Well, that knocked me for a loop. He sure didn't sound like he was joking. I said cautiously, "Of course I know you, Eric. Unless you have an identical twin. You don't, right?"

"I don't know." His arms dropped, his fangs seemed to be retracting, and he straightened from his crouch, so I felt there'd been a definite improvement in the atmosphere of our encounter.

"You don't know if you have a brother?" I was pretty much at sea.

"No. I don't know. Eric is my name?" In the glare of my headlights, he looked just plain pitiful.

"Wow." I couldn't think of anything more helpful to say. "Eric Northman is the name you go by these days. Why are you out here?"

"I don't know that, either."

I was sensing a theme here. "For real? You don't remember anything?" I tried to get past being sure that at any second he'd grin down at me and explain everything and laugh, embroiling me in some trouble that would end in me... getting beaten up.

"For real." He took a step closer, and his bare white chest made me shiver with sympathetic goose bumps. I also realized (now that I wasn't terrified) how forlorn he looked. It was an expression I'd never seen on the confident Eric's face before, and it made me feel unaccountably sad.

"You know you're a vampire, right?"

"Yes." He seemed surprised that I asked. "And you are not."

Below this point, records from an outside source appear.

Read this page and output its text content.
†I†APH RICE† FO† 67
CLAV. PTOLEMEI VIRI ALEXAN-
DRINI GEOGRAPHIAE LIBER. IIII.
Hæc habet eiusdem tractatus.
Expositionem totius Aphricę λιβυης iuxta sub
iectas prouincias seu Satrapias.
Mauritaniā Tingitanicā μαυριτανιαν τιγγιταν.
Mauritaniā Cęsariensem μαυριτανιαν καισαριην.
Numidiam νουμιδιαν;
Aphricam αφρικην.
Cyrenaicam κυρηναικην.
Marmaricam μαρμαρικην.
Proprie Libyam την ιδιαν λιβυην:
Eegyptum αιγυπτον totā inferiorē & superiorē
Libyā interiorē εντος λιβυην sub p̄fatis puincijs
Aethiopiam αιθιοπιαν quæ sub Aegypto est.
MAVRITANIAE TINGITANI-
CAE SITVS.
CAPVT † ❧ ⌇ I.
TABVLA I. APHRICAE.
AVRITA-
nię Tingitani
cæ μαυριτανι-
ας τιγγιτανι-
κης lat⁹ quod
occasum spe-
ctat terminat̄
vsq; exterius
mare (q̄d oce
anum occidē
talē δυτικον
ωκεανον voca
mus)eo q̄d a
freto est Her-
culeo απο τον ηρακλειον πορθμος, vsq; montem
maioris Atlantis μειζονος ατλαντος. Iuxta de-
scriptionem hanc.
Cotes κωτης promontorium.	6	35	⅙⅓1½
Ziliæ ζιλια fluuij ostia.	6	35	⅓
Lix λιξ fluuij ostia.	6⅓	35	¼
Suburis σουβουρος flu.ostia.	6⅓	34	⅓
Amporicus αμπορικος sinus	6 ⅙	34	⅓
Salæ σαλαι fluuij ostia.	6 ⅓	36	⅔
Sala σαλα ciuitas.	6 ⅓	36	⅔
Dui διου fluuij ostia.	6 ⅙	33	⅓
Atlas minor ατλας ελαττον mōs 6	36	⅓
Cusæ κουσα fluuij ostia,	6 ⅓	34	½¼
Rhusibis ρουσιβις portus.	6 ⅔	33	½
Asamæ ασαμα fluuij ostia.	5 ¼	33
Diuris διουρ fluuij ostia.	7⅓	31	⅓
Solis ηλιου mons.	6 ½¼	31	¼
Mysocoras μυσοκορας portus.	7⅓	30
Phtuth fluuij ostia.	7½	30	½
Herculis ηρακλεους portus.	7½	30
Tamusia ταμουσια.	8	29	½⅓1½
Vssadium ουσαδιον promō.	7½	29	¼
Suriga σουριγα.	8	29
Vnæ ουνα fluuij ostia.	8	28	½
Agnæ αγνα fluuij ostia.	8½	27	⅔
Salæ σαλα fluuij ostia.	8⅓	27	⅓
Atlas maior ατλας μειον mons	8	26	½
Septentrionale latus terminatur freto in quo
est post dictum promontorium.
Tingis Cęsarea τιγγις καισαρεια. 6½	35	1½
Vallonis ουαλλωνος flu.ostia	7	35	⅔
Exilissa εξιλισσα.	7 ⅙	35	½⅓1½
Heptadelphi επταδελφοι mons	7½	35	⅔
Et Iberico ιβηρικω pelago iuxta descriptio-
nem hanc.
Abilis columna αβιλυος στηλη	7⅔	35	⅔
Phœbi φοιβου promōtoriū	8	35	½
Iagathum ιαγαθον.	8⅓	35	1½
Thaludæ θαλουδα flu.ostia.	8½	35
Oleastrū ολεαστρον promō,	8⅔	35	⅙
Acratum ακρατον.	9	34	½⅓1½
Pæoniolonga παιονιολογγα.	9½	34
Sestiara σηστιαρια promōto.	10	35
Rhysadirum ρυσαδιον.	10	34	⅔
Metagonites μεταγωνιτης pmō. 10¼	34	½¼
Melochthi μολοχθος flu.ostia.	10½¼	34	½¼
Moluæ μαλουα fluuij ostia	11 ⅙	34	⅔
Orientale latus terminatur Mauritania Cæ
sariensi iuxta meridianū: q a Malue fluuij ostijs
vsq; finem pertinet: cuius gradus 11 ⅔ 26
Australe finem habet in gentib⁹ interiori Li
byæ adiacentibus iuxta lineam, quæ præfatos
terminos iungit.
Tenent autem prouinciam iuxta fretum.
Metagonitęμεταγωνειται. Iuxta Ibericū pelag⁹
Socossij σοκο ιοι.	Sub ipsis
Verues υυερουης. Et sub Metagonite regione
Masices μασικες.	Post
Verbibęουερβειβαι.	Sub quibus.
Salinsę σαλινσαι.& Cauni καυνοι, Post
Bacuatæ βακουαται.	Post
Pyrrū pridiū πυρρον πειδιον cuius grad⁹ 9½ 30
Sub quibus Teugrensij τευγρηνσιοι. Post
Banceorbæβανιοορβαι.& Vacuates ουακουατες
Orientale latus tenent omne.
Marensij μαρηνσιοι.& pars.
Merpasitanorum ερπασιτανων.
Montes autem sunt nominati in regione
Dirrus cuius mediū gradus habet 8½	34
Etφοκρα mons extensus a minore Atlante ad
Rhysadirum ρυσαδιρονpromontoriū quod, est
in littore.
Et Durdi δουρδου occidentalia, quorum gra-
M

"No, I'm real human, and I have to know you won't hurt me. Though you could have by now. But believe me, even if you don't remember it, we're sort of friends."

"I won't hurt you."

I reminded myself that probably hundreds and thousands of people had heard those very words before Eric ripped their throats out. But the fact is, vampires don't have to kill once they're past their first year. A sip here, a sip there, that's the norm. When he looked so lost, it was hard to remember he could dismember me with his bare hands.

I'd told Bill one time that the smart thing for aliens to do (when they invaded Earth) would be to arrive in the guise of lop-eared bunnies.

"Come get in my car before you freeze," I said. I was having that I'm-getting-sucked-in feeling again, but I didn't know what else to do.

"I do know you?" he said, as though he were hesitant about getting in a car with someone as formidable as a woman ten inches shorter, many pounds lighter, and a few centuries younger.

"Yes," I said, not able to restrain an edge of impatience. I wasn't too happy with myself, because I still half suspected I was being tricked for some unfathomable reason. "Now come on, Eric. I'm freezing, and so are you." Not that vampires seemed to feel temperature extremes, as a rule; but even Eric's skin looked goosey. The dead can freeze, of course. They'll survive it - they survive almost everything - but I understand it's pretty painful. "Oh my God, Eric, you're barefoot." I'd just noticed.

I took his hand; he let me get close enough for that. He let me lead him back to the car and stow him in the passenger seat. I told him to roll up the window as I went around to my side, and after a long minute of studying the mechanism, he did.

I reached in the backseat for an old afghan I keep there in the winter (for football games, etc.) and wrapped it around him. He wasn't shivering, of course, because he was a vampire, but I just couldn't stand to look at all that bare flesh in this temperature. I turned the heater on full blast (which, in my old car, isn't saying much).